Why Model‑Based Testing (MBT) Beats Traditional Test Design – A Practical Guide
This article explains what Model‑Based Testing (MBT) is, why it outperforms traditional test design methods, outlines the step‑by‑step MBT workflow, showcases a logistics printing example, and introduces Suning’s MBT modeling tool with its key features and benefits.
Model‑Based Testing (MBT)
Model‑Based Testing is a software‑testing technique that derives test cases and, optionally, automation scripts directly from a model that represents the functional flow of the requirements. The model serves as the single source of truth for test design, execution, and maintenance.
Drawbacks of traditional test‑design methods
Requirement analysis is performed mentally; the tester must retain the whole functional picture in memory.

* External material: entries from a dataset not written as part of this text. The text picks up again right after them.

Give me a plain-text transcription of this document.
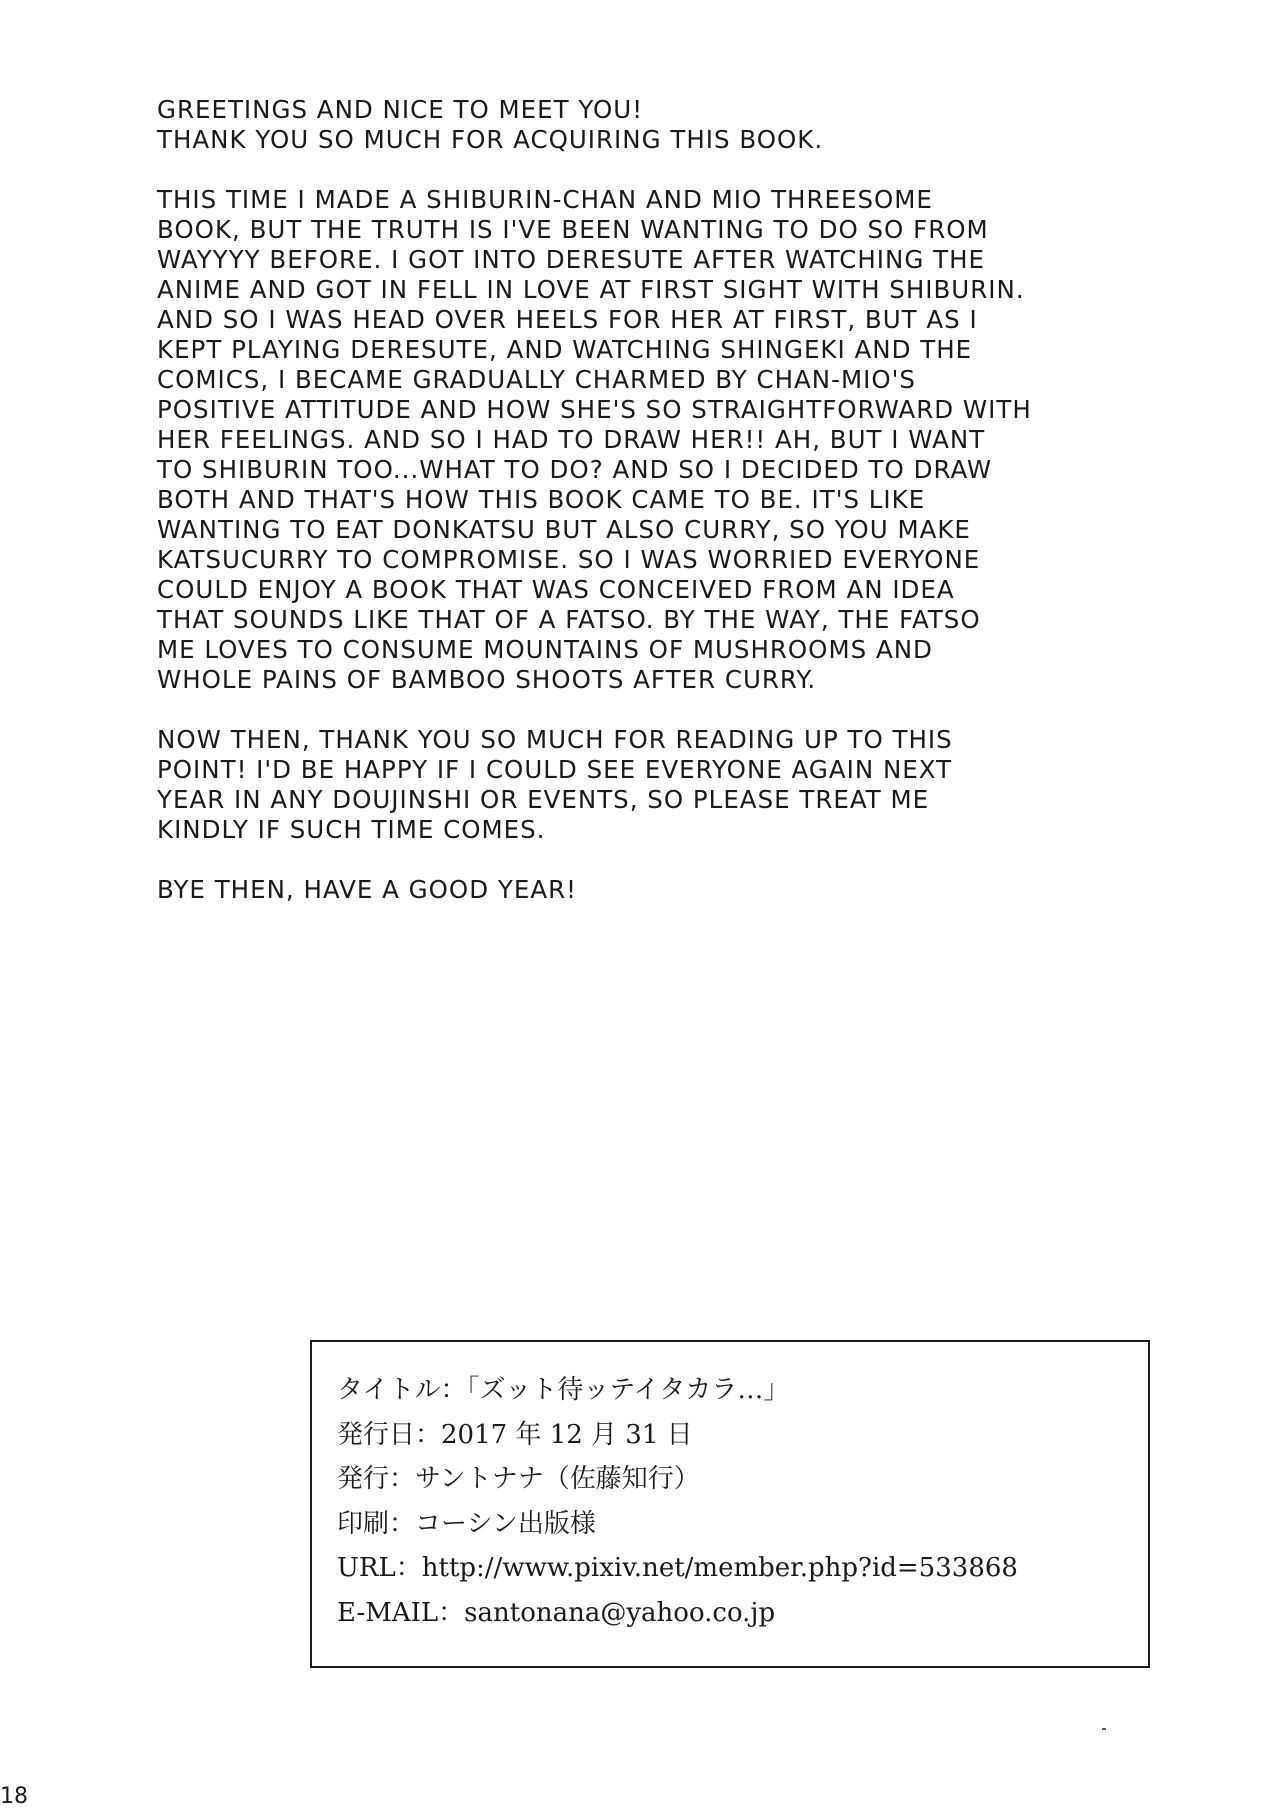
GREETINGS AND NICE TO MEET YOU!
THANK YOU SO MUCH FOR ACQUIRING THIS BOOK.
THIS TIME I MADE A SHIBURIN-CHAN AND MIO THREESOME
BOOK, BUT THE TRUTH IS I'VE BEEN WANTING TO DO SO FROM
WAYYYY BEFORE. I GOT INTO DERESUTE AFTER WATCHING THE
ANIME AND GOT IN FELL IN LOVE AT FIRST SIGHT WITH SHIBURIN.
AND SO I WAS HEAD OVER HEELS FOR HER AT FIRST, BUT AS I
KEPT PLAYING DERESUTE, AND WATCHING SHINGEKI AND THE
COMICS, I BECAME GRADUALLY CHARMED BY CHAN-MIO'S
POSITIVE ATTITUDE AND HOW SHE'S SO STRAIGHTFORWARD WITH
HER FEELINGS. AND SO I HAD TO DRAW HER!! AH, BUT I WANT
TO SHIBURIN TOO...WHAT TO DO? AND SO I DECIDED TO DRAW
BOTH AND THAT'S HOW THIS BOOK CAME TO BE. IT'S LIKE
WANTING TO EAT DONKATSU BUT ALSO CURRY, SO YOU MAKE
KATSUCURRY TO COMPROMISE. SO I WAS WORRIED EVERYONE
COULD ENJOY A BOOK THAT WAS CONCEIVED FROM AN IDEA
THAT SOUNDS LIKE THAT OF A FATSO. BY THE WAY, THE FATSO
ME LOVES TO CONSUME MOUNTAINS OF MUSHROOMS AND
WHOLE PAINS OF BAMBOO SHOOTS AFTER CURRY.
NOW THEN, THANK YOU SO MUCH FOR READING UP TO THIS
POINT! I'D BE HAPPY IF I COULD SEE EVERYONE AGAIN NEXT
YEAR IN ANY DOUJINSHI OR EVENTS, SO PLEASE TREAT ME
KINDLY IF SUCH TIME COMES.
BYE THEN, HAVE A GOOD YEAR!
タイトル：「ズット待ッテイタカラ…」
発行日：2017 年 12 月 31 日
発行：サントナナ（佐藤知行）
印刷：コーシン出版様
URL：http://www.pixiv.net/member.php?id=533868
E-MAIL：santonana@yahoo.co.jp
18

Scenario analysis relies on individual expertise; without tool support, orthogonal or combinatorial designs often miss valid combinations.
Test‑case authoring is repetitive, error‑prone, and time‑consuming.

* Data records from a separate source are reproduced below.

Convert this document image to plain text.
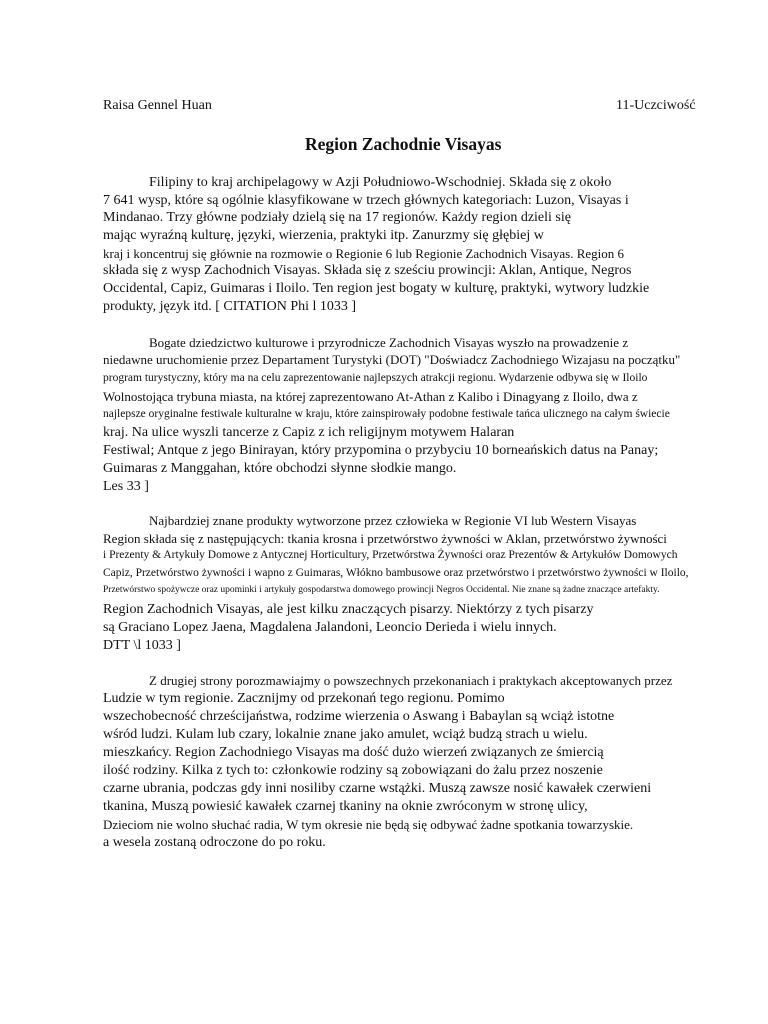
Raisa Gennel Huan	11-Uczciwość
Region Zachodnie Visayas
Filipiny to kraj archipelagowy w Azji Południowo-Wschodniej. Składa się z około
7 641 wysp, które są ogólnie klasyfikowane w trzech głównych kategoriach: Luzon, Visayas i
Mindanao. Trzy główne podziały dzielą się na 17 regionów. Każdy region dzieli się
mając wyraźną kulturę, języki, wierzenia, praktyki itp. Zanurzmy się głębiej w
kraj i koncentruj się głównie na rozmowie o Regionie 6 lub Regionie Zachodnich Visayas. Region 6
składa się z wysp Zachodnich Visayas. Składa się z sześciu prowincji: Aklan, Antique, Negros
Occidental, Capiz, Guimaras i Iloilo. Ten region jest bogaty w kulturę, praktyki, wytwory ludzkie
produkty, język itd. [ CITATION Phi l 1033 ]
Bogate dziedzictwo kulturowe i przyrodnicze Zachodnich Visayas wyszło na prowadzenie z
niedawne uruchomienie przez Departament Turystyki (DOT) "Doświadcz Zachodniego Wizajasu na początku"
program turystyczny, który ma na celu zaprezentowanie najlepszych atrakcji regionu. Wydarzenie odbywa się w Iloilo
Wolnostojąca trybuna miasta, na której zaprezentowano At-Athan z Kalibo i Dinagyang z Iloilo, dwa z
najlepsze oryginalne festiwale kulturalne w kraju, które zainspirowały podobne festiwale tańca ulicznego na całym świecie
kraj. Na ulice wyszli tancerze z Capiz z ich religijnym motywem Halaran
Festiwal; Antque z jego Binirayan, który przypomina o przybyciu 10 borneańskich datus na Panay;
Guimaras z Manggahan, które obchodzi słynne słodkie mango.
Les 33 ]
Najbardziej znane produkty wytworzone przez człowieka w Regionie VI lub Western Visayas
Region składa się z następujących: tkania krosna i przetwórstwo żywności w Aklan, przetwórstwo żywności
i Prezenty & Artykuły Domowe z Antycznej Horticultury, Przetwórstwa Żywności oraz Prezentów & Artykułów Domowych
Capiz, Przetwórstwo żywności i wapno z Guimaras, Włókno bambusowe oraz przetwórstwo i przetwórstwo żywności w Iloilo,
Przetwórstwo spożywcze oraz upominki i artykuły gospodarstwa domowego prowincji Negros Occidental. Nie znane są żadne znaczące artefakty.
Region Zachodnich Visayas, ale jest kilku znaczących pisarzy. Niektórzy z tych pisarzy
są Graciano Lopez Jaena, Magdalena Jalandoni, Leoncio Derieda i wielu innych.
DTT \l 1033 ]
Z drugiej strony porozmawiajmy o powszechnych przekonaniach i praktykach akceptowanych przez
Ludzie w tym regionie. Zacznijmy od przekonań tego regionu. Pomimo
wszechobecność chrześcijaństwa, rodzime wierzenia o Aswang i Babaylan są wciąż istotne
wśród ludzi. Kulam lub czary, lokalnie znane jako amulet, wciąż budzą strach u wielu.
mieszkańcy. Region Zachodniego Visayas ma dość dużo wierzeń związanych ze śmiercią
ilość rodziny. Kilka z tych to: członkowie rodziny są zobowiązani do żalu przez noszenie
czarne ubrania, podczas gdy inni nosiliby czarne wstążki. Muszą zawsze nosić kawałek czerwieni
tkanina, Muszą powiesić kawałek czarnej tkaniny na oknie zwróconym w stronę ulicy,
Dzieciom nie wolno słuchać radia, W tym okresie nie będą się odbywać żadne spotkania towarzyskie.
a wesela zostaną odroczone do po roku.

Reviewers see only finished test cases and cannot trace the design rationale.
Any change in requirements forces a manual update of every affected test case, duplicating the original effort.
MBT design workflow
Requirement analysis : Identify user roles, usage scenarios, and boundary conditions.

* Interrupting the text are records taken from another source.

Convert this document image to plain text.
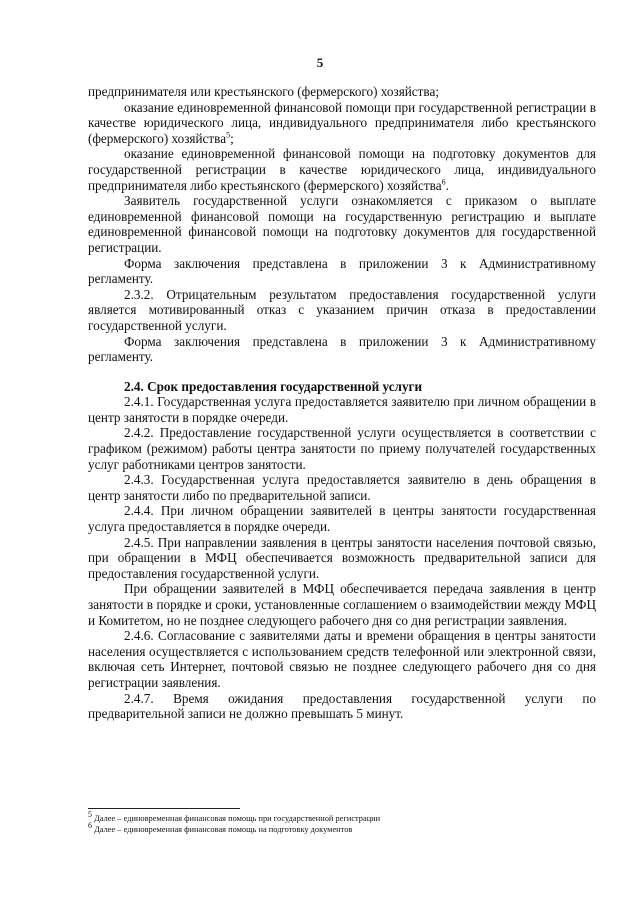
5

предпринимателя или крестьянского (фермерского) хозяйства;

оказание единовременной финансовой помощи при государственной регистрации в качестве юридического лица, индивидуального предпринимателя либо крестьянского (фермерского) хозяйства$^5$;

оказание единовременной финансовой помощи на подготовку документов для государственной регистрации в качестве юридического лица, индивидуального предпринимателя либо крестьянского (фермерского) хозяйства$^6$.

Заявитель государственной услуги ознакомляется с приказом о выплате единовременной финансовой помощи на государственную регистрацию и выплате единовременной финансовой помощи на подготовку документов для государственной регистрации.

Форма заключения представлена в приложении 3 к Административному регламенту.

2.3.2. Отрицательным результатом предоставления государственной услуги является мотивированный отказ с указанием причин отказа в предоставлении государственной услуги.

Форма заключения представлена в приложении 3 к Административному регламенту.

2.4. Срок предоставления государственной услуги

2.4.1. Государственная услуга предоставляется заявителю при личном обращении в центр занятости в порядке очереди.

2.4.2. Предоставление государственной услуги осуществляется в соответствии с графиком (режимом) работы центра занятости по приему получателей государственных услуг работниками центров занятости.

2.4.3. Государственная услуга предоставляется заявителю в день обращения в центр занятости либо по предварительной записи.

2.4.4. При личном обращении заявителей в центры занятости государственная услуга предоставляется в порядке очереди.

2.4.5. При направлении заявления в центры занятости населения почтовой связью, при обращении в МФЦ обеспечивается возможность предварительной записи для предоставления государственной услуги.

При обращении заявителей в МФЦ обеспечивается передача заявления в центр занятости в порядке и сроки, установленные соглашением о взаимодействии между МФЦ и Комитетом, но не позднее следующего рабочего дня со дня регистрации заявления.

2.4.6. Согласование с заявителями даты и времени обращения в центры занятости населения осуществляется с использованием средств телефонной или электронной связи, включая сеть Интернет, почтовой связью не позднее следующего рабочего дня со дня регистрации заявления.

2.4.7. Время ожидания предоставления государственной услуги по предварительной записи не должно превышать 5 минут.

$^5$ Далее – единовременная финансовая помощь при государственной регистрации

$^6$ Далее – единовременная финансовая помощь на подготовку документов
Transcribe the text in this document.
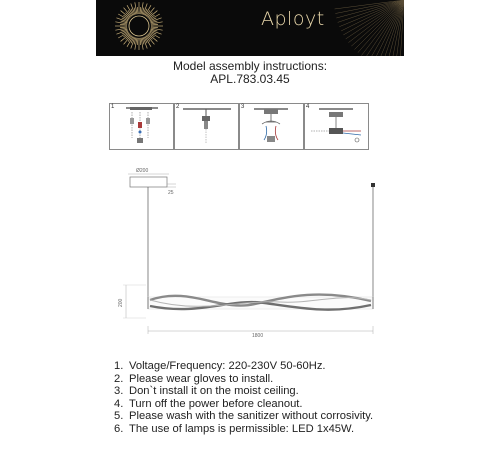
Aployt
Model assembly instructions:
APL.783.03.45
1	2	3	4
Ø200
25
200
1800
1. Voltage/Frequency: 220-230V 50-60Hz.
2. Please wear gloves to install.
3. Don`t install it on the moist ceiling.
4. Turn off the power before cleanout.
5. Please wash with the sanitizer without corrosivity.
6. The use of lamps is permissible: LED 1x45W.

Functional decomposition : Split the requirement into distinct functional points so that each model covers a unique aspect.
Rough model sketch : Capture the business flow, branch factors, and data factors for each functional point.
Model construction : Refine the sketch using flow‑charting, decision analysis, equivalence classes, boundary‑value analysis, and orthogonal arrays.
Test‑case generation : Export test cases from the model, filling pre‑conditions, steps, and expected results; shared steps are defined once and reused.
Design review : Review the model diagram instead of a flat list of cases, making the rationale visible.
Maintenance : Update the model when requirements change; the changes automatically propagate to all derived cases.
Illustrative example – logistics print‑notification feature
The feature allows a user to search for items on a purchase‑inbound page and click a print button to generate a notification document. The MBT workflow for this scenario includes:
Business mapping : Create a flow diagram of the search‑and‑print process.
Scenario analysis : Use flow design, decision analysis, and orthogonal design to enumerate all possible print‑operation branches.
Test‑case authoring : Convert the mind‑map into concrete test steps, pre‑conditions, expected outcomes, and identifiers.
Review : Conduct case review on the model rather than on an Excel sheet.
Modification : Incorporate reviewer feedback directly in the model.
Maintenance : When the underlying functionality changes, modify the model and regenerate the affected cases.
Suning “Frog Test” MBT modeling tool
The platform integrates an MBT modeling editor into the test‑case creation workflow. Users create a model by right‑clicking a test‑case set and selecting “Create test‑design model”.
The editor provides drag‑and‑drop linking of four element types:
Steps : Concrete actions (name, description, pre‑condition, expected result).
Cases : Test scenarios that are linked to steps.
Multi‑factor nodes : JSON‑formatted factor sets for combinatorial design.
Annotations : Free‑form notes.
Step attributes can be edited via a property dialog.
After the model is built, clicking Save or Sync generates the test cases automatically.
Generated cases can be reviewed and executed directly.
Multi‑factor design support
The tool implements flow charts, equivalence classes, boundary values, and orthogonal arrays. Multi‑factor nodes accept a JSON payload that defines factor values, e.g. {"username":["ZhangSan"],"id":[123456]}. The combination generation process is:
Enter the JSON payload for the factors.
Select the number of combination factors (default = 2).
Validate the JSON format.
Click “Generate Combination”, provide a name for the factor set, and confirm.
Benefits of the MBT approach
Scientific coverage through systematic combinatorial techniques.
Reduced manual effort: model‑driven generation eliminates repetitive case authoring.
Transparent design rationale: reviewers see the model diagram instead of isolated test steps.
Efficient maintenance: a change in the model automatically updates all dependent cases.
Low learning curve: drag‑and‑drop modeling requires minimal training.
Future work aims to attach executable automation scripts to each model step, enabling end‑to‑end quality assessment directly from the model.